En la solitaria celda que ahora llamaba hogar, Ethan se dejó caer con un suspiro cansado, aferrándose a una fotografía como si fuera su última conexión con la vida que había dejado atrás.
Los días transcurrían sin prisa, delineados por rutinas que moldeaban su cuerpo y desgastaban su mente.
Las heridas del cuerpo cicatrizaban; las del alma, en cambio, aprendían a sangrar en silencio.
Con el tiempo, su cuerpo siguió cambiando.
Los músculos se endurecieron, los reflejos se afinaron, y el cansancio se convirtió en un recuerdo distante; pero esa fortaleza tenía un precio.
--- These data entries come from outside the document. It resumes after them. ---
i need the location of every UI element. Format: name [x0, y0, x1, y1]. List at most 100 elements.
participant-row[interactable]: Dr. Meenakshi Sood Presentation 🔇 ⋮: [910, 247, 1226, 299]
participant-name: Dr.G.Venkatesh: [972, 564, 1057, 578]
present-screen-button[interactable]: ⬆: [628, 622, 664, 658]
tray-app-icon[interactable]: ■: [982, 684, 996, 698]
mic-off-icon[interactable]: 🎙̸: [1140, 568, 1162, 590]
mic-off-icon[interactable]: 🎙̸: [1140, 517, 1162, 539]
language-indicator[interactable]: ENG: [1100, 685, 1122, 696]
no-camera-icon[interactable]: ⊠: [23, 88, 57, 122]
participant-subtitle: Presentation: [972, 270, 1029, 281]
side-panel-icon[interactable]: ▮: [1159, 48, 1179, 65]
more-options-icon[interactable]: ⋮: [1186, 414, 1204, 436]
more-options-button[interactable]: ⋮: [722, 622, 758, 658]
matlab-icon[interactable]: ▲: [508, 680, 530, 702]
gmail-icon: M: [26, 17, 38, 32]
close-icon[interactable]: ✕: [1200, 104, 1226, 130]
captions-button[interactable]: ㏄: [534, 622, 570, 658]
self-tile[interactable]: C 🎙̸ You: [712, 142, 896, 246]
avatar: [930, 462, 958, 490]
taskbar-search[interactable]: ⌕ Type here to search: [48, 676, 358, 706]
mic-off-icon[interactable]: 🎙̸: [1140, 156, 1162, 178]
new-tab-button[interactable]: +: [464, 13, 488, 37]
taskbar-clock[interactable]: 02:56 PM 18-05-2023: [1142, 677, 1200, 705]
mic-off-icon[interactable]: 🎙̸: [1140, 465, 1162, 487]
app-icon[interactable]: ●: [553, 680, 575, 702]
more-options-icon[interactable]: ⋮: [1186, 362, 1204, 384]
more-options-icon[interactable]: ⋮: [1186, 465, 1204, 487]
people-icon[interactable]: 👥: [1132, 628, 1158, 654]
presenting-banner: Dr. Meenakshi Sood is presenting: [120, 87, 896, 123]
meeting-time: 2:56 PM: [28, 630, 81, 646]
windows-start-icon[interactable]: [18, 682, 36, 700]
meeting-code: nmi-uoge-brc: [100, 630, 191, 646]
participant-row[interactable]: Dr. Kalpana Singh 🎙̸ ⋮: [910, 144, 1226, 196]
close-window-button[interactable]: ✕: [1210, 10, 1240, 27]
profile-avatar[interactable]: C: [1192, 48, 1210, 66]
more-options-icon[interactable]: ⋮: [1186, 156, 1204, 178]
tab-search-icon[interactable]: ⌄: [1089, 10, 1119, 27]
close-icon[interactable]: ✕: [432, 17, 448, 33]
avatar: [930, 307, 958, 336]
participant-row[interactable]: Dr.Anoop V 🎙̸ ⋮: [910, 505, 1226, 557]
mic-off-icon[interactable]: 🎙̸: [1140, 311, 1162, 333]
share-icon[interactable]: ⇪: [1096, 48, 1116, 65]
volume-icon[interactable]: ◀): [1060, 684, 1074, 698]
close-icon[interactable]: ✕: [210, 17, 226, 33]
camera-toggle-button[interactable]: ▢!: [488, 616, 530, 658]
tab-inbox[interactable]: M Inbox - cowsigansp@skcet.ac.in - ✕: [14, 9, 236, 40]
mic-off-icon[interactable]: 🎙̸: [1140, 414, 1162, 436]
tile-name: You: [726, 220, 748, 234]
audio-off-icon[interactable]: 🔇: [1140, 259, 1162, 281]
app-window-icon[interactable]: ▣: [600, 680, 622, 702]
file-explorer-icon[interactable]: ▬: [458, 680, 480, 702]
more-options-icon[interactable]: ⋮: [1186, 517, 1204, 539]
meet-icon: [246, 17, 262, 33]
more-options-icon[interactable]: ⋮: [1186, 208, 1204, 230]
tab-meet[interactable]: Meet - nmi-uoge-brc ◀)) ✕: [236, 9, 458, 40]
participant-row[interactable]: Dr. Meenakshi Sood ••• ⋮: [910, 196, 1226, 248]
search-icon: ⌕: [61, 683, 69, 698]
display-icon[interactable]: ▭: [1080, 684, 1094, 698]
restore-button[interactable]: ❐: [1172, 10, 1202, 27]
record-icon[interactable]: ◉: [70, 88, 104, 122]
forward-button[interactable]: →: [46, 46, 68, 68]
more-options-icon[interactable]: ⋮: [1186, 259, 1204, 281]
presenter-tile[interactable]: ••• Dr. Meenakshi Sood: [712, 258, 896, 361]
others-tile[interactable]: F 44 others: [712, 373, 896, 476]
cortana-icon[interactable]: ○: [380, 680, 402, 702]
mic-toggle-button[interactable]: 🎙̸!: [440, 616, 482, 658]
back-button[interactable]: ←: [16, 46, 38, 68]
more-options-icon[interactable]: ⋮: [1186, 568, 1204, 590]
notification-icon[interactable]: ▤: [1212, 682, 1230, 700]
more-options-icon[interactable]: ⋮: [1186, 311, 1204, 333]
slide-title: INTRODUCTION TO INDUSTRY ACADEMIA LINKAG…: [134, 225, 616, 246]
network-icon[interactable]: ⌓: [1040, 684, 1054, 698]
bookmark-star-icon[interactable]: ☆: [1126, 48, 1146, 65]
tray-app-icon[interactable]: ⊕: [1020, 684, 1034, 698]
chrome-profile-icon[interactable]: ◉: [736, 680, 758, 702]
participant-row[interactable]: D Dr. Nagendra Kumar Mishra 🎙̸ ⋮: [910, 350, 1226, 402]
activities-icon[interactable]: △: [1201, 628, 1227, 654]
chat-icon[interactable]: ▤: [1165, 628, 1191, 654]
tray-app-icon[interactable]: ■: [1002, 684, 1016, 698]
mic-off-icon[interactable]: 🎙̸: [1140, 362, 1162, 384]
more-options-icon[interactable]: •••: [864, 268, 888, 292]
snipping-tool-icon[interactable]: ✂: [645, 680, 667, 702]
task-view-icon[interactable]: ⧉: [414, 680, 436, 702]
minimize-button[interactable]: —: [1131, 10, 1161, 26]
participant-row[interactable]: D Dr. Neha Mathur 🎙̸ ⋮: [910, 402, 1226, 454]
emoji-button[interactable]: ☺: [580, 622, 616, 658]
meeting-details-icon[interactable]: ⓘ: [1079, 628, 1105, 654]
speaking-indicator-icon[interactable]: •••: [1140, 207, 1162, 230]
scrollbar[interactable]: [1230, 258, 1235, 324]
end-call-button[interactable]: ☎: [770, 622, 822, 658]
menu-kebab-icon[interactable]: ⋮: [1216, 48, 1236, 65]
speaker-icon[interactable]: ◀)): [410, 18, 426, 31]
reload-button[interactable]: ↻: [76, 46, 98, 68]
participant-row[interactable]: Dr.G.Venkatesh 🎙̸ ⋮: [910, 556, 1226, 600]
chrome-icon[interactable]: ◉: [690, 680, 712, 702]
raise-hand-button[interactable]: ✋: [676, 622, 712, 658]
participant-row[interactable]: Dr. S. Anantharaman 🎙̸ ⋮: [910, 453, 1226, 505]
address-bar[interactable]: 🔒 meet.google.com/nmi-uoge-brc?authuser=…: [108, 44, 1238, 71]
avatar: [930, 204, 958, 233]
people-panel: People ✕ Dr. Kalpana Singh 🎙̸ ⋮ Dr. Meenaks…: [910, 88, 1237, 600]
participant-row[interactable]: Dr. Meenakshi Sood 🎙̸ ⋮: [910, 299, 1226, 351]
Cada entrenamiento lo alejaba un poco más de sí mismo.
La oscuridad le ofrecía la fuerza para cumplir su venganza, pero le cobraba con fragmentos de humanidad.
En la soledad comprendió cuánto necesitaba el calor de sus amigos, pero ya era tarde: la distancia y el sonido de su respiración se habían convertido en su única compañía.
Sus manos, casi por instinto, buscaron algo sobre el viejo escritorio.
—Debe estar aquí... —murmuró, mientras sus dedos tropezaron con un viejo diario.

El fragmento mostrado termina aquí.